The First Shoe Drops on Torture………
Remember the torture tapes that the CIA had destroyed on the watch of Porter Goss, the most corrupt CIA chief ever?
Well, some of the tapes missed the degausser:
The interrogation of Ramzi Binalshibh, a key figure in the Sept. 11, 2001, attacks, was recorded several times while he was being questioned in Morocco by local intelligence officers, according to a U.S. official. The disclosure resolves a mystery over what are thought to be the only existing recordings from the CIA's secret detention program.There are likely more tapes out there, and I would hope that the good (i.e. not-torturer) CIA agents who know where they are will get them to people who will do something (Yes, I know, Obama already said no prosecutions) about this.

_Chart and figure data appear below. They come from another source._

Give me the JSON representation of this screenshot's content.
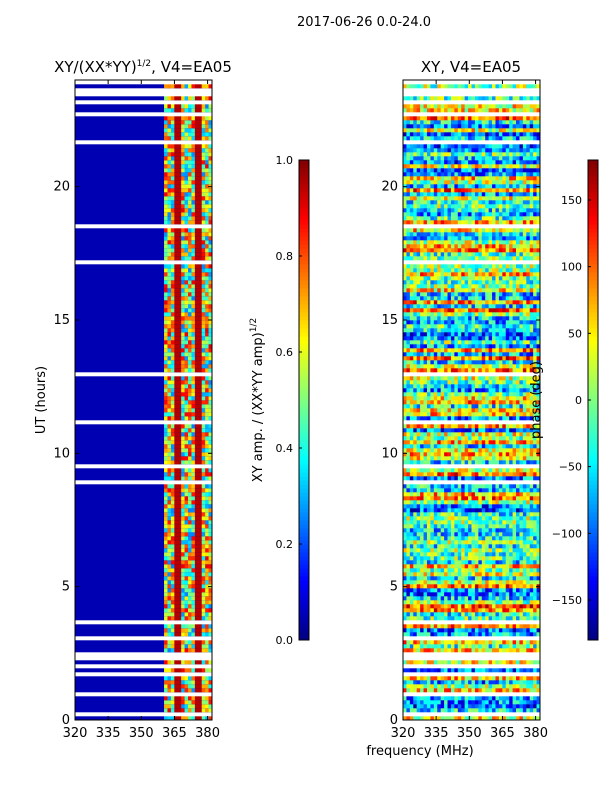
{
  "figure_title": "2017-06-26 0.0-24.0",
  "chart_data": [
    {
      "type": "heatmap",
      "title_main": "XY/(XX*YY)",
      "title_sup": "1/2",
      "title_rest": ", V4=EA05",
      "xlabel": "",
      "ylabel": "UT (hours)",
      "xlim": [
        320,
        382
      ],
      "ylim": [
        0,
        24
      ],
      "xticks": [
        320,
        335,
        350,
        365,
        380
      ],
      "yticks": [
        0,
        5,
        10,
        15,
        20
      ],
      "colorbar": {
        "label_main": "XY amp. / (XX*YY amp)",
        "label_sup": "1/2",
        "range": [
          0.0,
          1.0
        ],
        "ticks": [
          0.0,
          0.2,
          0.4,
          0.6,
          0.8,
          1.0
        ],
        "tick_labels": [
          "0.0",
          "0.2",
          "0.4",
          "0.6",
          "0.8",
          "1.0"
        ]
      },
      "description_values": {
        "background_level": 0.05,
        "active_band_mhz": [
          360,
          382
        ],
        "active_band_level_range": [
          0.25,
          0.9
        ]
      }
    },
    {
      "type": "heatmap",
      "title": "XY, V4=EA05",
      "xlabel": "frequency (MHz)",
      "ylabel": "",
      "xlim": [
        320,
        382
      ],
      "ylim": [
        0,
        24
      ],
      "xticks": [
        320,
        335,
        350,
        365,
        380
      ],
      "yticks": [
        0,
        5,
        10,
        15,
        20
      ],
      "colorbar": {
        "label": "phase (deg)",
        "range": [
          -180,
          180
        ],
        "ticks": [
          -150,
          -100,
          -50,
          0,
          50,
          100,
          150
        ],
        "tick_labels": [
          "−150",
          "−100",
          "−50",
          "0",
          "50",
          "100",
          "150"
        ]
      },
      "description_values": {
        "value_range_deg": [
          -180,
          180
        ]
      }
    }
  ],
  "colors": {
    "jet_low": "#00007f",
    "jet_high": "#7f0000",
    "gap": "#ffffff",
    "axis": "#000000"
  }
}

The two videotapes and an audiotape do not show any use of what the CIA has called "enhanced interrogation techniques," the official said. Human rights groups have described the CIA's methods as torture.
"The tapes, which were made and found years ago, show a guy sitting at a desk answering questions," said the official, who spoke on the condition of anonymity because of ongoing investigations.

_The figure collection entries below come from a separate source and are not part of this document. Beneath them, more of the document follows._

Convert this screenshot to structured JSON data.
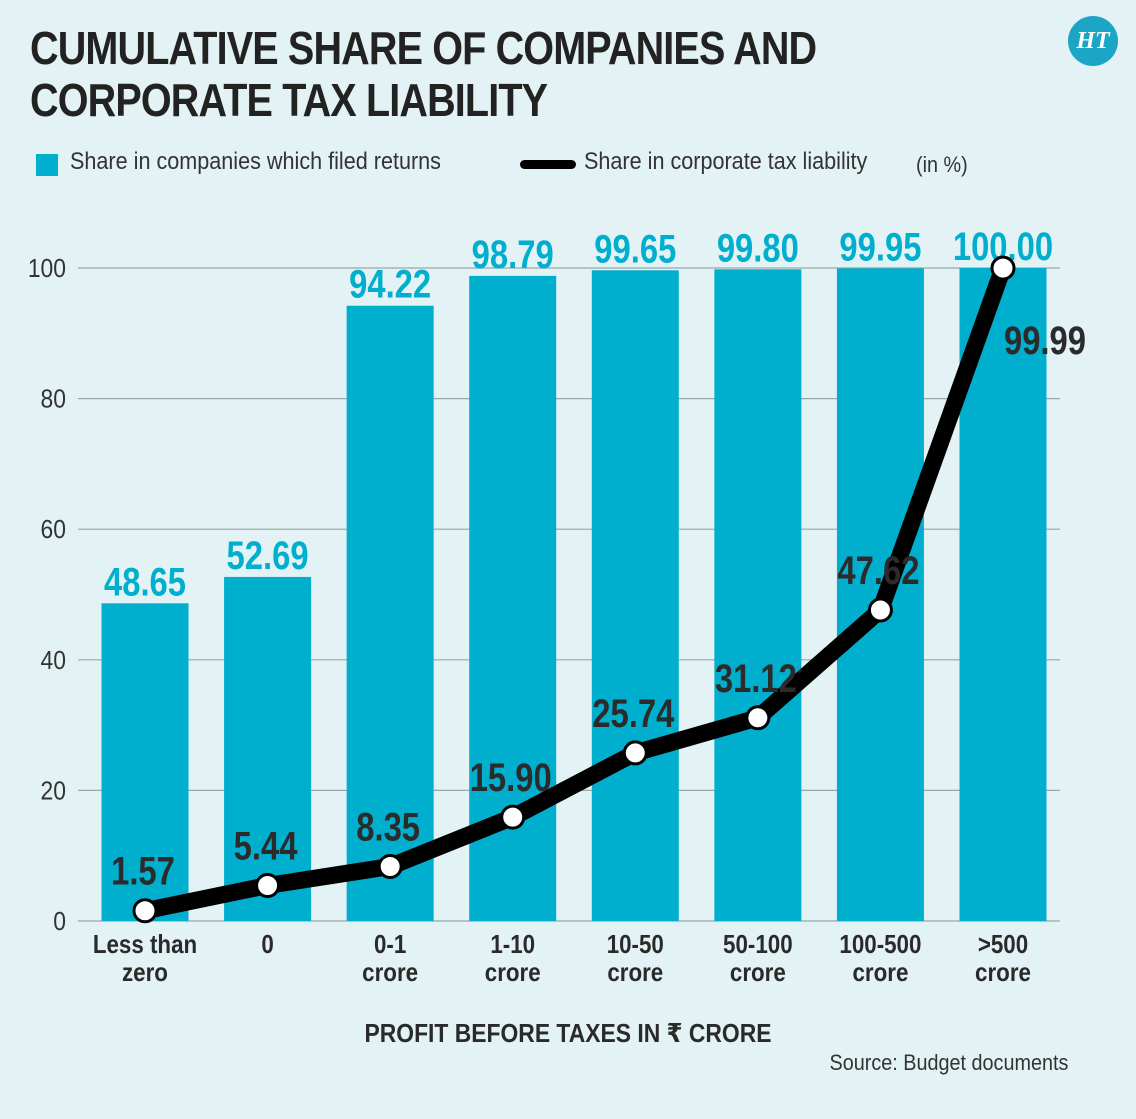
{
  "title_lines": [
    "CUMULATIVE SHARE OF COMPANIES AND",
    "CORPORATE TAX LIABILITY"
  ],
  "logo_text": "HT",
  "legend": {
    "companies_label": "Share in companies which filed returns",
    "tax_label": "Share in corporate tax liability",
    "unit": "(in %)"
  },
  "source": "Source: Budget documents",
  "colors": {
    "bar": "#00afce",
    "bar_label": "#00afce",
    "line": "#000000",
    "line_label": "#2b2b2b",
    "background": "#e3f2f4"
  },
  "chart_data": {
    "type": "bar",
    "categories": [
      [
        "Less than",
        "zero"
      ],
      [
        "0"
      ],
      [
        "0-1",
        "crore"
      ],
      [
        "1-10",
        "crore"
      ],
      [
        "10-50",
        "crore"
      ],
      [
        "50-100",
        "crore"
      ],
      [
        "100-500",
        "crore"
      ],
      [
        ">500",
        "crore"
      ]
    ],
    "series": [
      {
        "name": "Share in companies which filed returns",
        "type": "bar",
        "values": [
          48.65,
          52.69,
          94.22,
          98.79,
          99.65,
          99.8,
          99.95,
          100.0
        ],
        "labels": [
          "48.65",
          "52.69",
          "94.22",
          "98.79",
          "99.65",
          "99.80",
          "99.95",
          "100.00"
        ]
      },
      {
        "name": "Share in corporate tax liability",
        "type": "line",
        "values": [
          1.57,
          5.44,
          8.35,
          15.9,
          25.74,
          31.12,
          47.62,
          99.99
        ],
        "labels": [
          "1.57",
          "5.44",
          "8.35",
          "15.90",
          "25.74",
          "31.12",
          "47.62",
          "99.99"
        ]
      }
    ],
    "xlabel": "PROFIT BEFORE TAXES IN ₹ CRORE",
    "ylabel": "",
    "ylim": [
      0,
      100
    ],
    "yticks": [
      0,
      20,
      40,
      60,
      80,
      100
    ],
    "grid": true,
    "legend_position": "top-left"
  }
}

Still, the disclosure adds a new wrinkle to the public understanding of the documentation of the CIA's detention and interrogation program.

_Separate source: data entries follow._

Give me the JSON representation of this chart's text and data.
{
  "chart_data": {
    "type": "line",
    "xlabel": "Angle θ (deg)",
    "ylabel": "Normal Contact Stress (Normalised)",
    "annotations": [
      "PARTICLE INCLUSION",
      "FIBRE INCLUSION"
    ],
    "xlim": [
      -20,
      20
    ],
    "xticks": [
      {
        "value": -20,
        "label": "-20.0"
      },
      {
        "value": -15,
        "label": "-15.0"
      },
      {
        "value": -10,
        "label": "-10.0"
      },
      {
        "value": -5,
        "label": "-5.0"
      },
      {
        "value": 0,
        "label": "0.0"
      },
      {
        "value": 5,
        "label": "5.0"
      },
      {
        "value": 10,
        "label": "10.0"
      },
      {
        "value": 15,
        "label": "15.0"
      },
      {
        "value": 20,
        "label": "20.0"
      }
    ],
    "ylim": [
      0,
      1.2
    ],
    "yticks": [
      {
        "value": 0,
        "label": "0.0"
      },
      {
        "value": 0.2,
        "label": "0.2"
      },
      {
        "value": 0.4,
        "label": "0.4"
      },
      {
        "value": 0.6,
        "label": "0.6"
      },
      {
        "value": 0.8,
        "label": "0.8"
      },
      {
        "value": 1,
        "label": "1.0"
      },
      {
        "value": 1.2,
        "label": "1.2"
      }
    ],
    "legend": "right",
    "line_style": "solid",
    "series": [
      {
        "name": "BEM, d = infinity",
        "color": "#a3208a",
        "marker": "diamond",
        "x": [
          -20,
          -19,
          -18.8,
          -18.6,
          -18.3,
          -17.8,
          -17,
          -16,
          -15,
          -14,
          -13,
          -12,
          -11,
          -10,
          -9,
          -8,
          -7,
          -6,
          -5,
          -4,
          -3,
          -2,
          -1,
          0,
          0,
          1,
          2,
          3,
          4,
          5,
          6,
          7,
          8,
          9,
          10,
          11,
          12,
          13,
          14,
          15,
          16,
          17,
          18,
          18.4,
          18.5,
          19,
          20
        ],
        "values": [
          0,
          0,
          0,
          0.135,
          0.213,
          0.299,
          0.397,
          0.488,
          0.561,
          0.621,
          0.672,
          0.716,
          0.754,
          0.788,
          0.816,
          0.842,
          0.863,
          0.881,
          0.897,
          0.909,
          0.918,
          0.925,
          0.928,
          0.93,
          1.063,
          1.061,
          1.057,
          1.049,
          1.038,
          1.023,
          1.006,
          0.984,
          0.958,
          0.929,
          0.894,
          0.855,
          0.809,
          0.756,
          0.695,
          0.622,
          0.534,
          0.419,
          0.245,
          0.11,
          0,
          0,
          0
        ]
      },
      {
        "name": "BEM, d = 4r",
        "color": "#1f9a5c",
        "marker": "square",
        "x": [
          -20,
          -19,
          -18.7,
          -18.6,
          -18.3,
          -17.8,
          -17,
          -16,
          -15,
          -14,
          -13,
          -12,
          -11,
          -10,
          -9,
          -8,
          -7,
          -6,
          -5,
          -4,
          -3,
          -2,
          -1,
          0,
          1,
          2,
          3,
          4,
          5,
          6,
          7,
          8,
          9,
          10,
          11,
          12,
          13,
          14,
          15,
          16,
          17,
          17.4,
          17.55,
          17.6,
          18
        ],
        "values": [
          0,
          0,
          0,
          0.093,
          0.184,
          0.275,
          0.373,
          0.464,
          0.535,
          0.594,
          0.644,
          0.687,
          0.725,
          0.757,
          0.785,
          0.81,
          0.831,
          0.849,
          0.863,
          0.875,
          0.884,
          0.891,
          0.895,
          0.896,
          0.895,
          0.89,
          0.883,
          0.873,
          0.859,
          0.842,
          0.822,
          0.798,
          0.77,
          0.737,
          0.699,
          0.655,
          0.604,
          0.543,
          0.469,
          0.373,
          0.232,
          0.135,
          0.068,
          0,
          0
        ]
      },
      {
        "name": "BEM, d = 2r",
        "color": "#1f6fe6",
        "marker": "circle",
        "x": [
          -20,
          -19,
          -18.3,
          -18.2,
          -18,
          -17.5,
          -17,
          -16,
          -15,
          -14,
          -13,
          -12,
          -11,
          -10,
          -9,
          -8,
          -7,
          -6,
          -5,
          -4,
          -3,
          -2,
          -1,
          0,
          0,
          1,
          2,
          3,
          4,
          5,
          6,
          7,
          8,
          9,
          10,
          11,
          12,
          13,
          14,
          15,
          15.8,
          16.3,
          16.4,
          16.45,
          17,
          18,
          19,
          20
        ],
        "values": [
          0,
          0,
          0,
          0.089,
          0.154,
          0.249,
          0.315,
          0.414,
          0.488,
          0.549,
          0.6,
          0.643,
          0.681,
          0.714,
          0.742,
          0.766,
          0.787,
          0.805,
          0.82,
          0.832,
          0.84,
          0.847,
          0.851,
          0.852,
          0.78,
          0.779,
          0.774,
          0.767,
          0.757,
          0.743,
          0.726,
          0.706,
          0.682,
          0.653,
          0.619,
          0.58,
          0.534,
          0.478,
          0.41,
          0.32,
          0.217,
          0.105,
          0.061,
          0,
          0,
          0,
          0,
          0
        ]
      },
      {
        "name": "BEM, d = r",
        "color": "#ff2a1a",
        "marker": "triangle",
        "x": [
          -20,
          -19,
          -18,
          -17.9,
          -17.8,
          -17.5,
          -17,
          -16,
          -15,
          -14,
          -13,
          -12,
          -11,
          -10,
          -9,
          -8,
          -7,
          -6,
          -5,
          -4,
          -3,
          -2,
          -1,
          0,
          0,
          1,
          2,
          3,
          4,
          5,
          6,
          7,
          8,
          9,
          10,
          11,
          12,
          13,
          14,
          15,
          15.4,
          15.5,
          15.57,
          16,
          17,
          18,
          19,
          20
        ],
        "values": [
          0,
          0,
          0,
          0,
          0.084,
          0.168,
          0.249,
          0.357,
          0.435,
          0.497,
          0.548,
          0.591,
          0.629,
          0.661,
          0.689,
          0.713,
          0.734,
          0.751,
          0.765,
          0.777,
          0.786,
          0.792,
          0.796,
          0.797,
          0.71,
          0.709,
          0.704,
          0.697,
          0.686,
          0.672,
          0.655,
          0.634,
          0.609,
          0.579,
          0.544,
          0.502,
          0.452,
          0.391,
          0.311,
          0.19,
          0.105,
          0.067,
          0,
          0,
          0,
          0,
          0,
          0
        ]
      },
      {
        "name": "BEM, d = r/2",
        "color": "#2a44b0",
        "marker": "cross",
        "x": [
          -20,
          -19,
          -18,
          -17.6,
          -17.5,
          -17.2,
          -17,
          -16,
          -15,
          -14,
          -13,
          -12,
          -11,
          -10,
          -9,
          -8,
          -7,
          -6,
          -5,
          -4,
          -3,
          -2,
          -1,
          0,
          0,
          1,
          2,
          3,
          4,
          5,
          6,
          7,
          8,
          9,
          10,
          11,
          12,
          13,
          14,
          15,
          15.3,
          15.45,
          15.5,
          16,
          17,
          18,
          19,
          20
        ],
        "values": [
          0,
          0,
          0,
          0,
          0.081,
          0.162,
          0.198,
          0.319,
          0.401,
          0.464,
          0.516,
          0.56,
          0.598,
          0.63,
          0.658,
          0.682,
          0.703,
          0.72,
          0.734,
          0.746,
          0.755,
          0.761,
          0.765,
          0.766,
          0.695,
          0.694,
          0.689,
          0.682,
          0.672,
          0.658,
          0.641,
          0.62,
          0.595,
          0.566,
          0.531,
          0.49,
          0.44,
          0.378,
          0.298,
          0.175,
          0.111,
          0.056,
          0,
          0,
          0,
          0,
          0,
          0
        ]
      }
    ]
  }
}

The destruction of 92 videotapes depicting the harsh interrogation and confinement of senior al-Qaeda figures at CIA secret prisons around the world is the subject of a criminal probe. Jose A. Rodriguez Jr., the former head of the directorate of operations at the agency, issued an order to destroy the recordings in November 2005 as the CIA's detention and interrogation program came under intense public and congressional scrutiny.
Seeing as how one of the claims of the Binalshibh defense team is that he's got a screw loose, these tapes may go a long way towards settling that issue as well.